Remember when AI learned to walk? Isn't it cute? In the sumo-wrestling scenario, both agents were rewarded for exploring the parameters of the ring, and researchers altered the reward amounts based on distance from the center. Then, they pulled this reward away so the agents would learn to optimize for an even more basic reward: push the other one out of the ring. Round after round, each agent’s sumo skills got a little better, and they even taught themselves new tricks to fool an opponent—like a last-second deke to fool a charging opponent. The same approach worked for other challenges like soccer and tackling. While these are cool tricks, it's important to remember that all of these behaviors simply reflect optimized solutions to myriad calculations. Sure, they look like humanoids, but it's all math.
The work from OpenAI highlights the value of “competitive self-play” for future AI training.

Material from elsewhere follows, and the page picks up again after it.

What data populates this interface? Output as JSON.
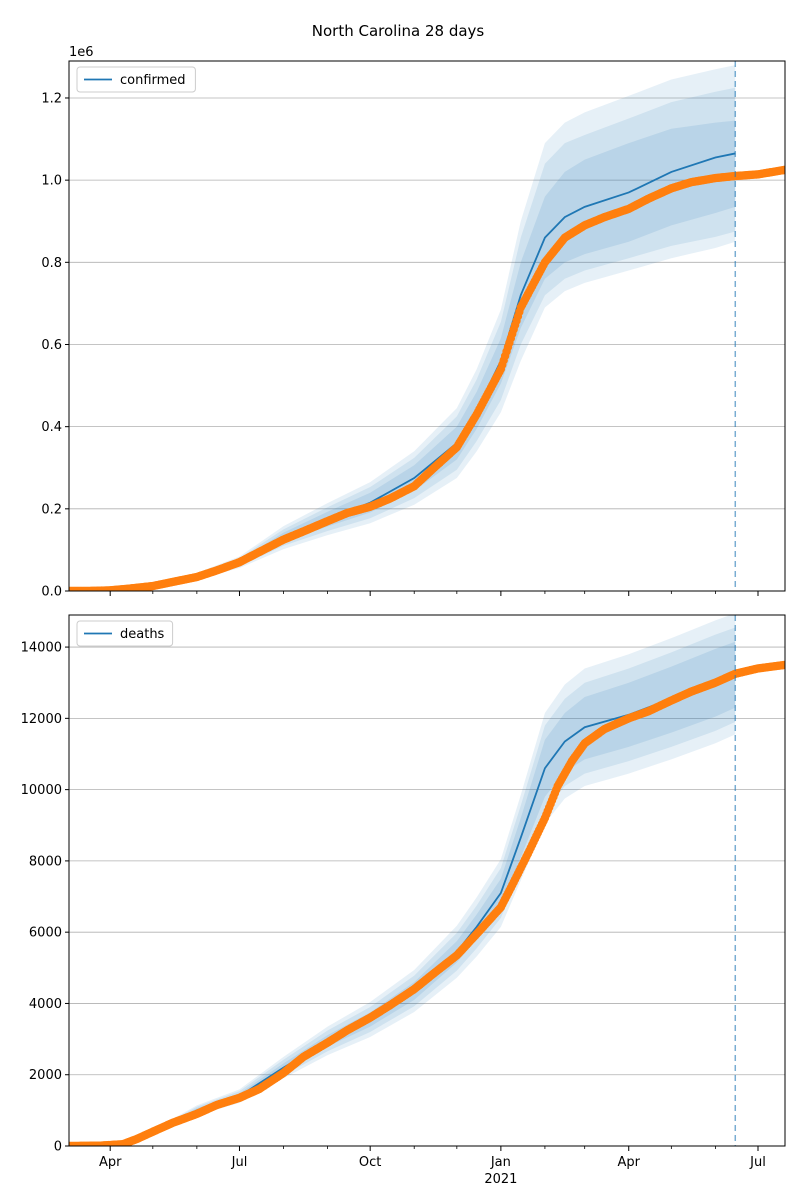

By providing basic reward parameters, AIs can develop surprising, novel behaviors to solve a task through a warp-speed process of trial and error. Today it might be sumo wrestling or awkward parkour, but it’s not far out of the realm to foresee robot autodidacts that learn to walk gracefully in the real world, care for the elderly or manage your 401(k). From what we’ve seen, it’s almost as if AI is in the midst of its "terrible twos": awkwardly bumbling around, falling on the floor and learning to play. But if self-play is key for the maturation of AI, we may want to skip the teenage years.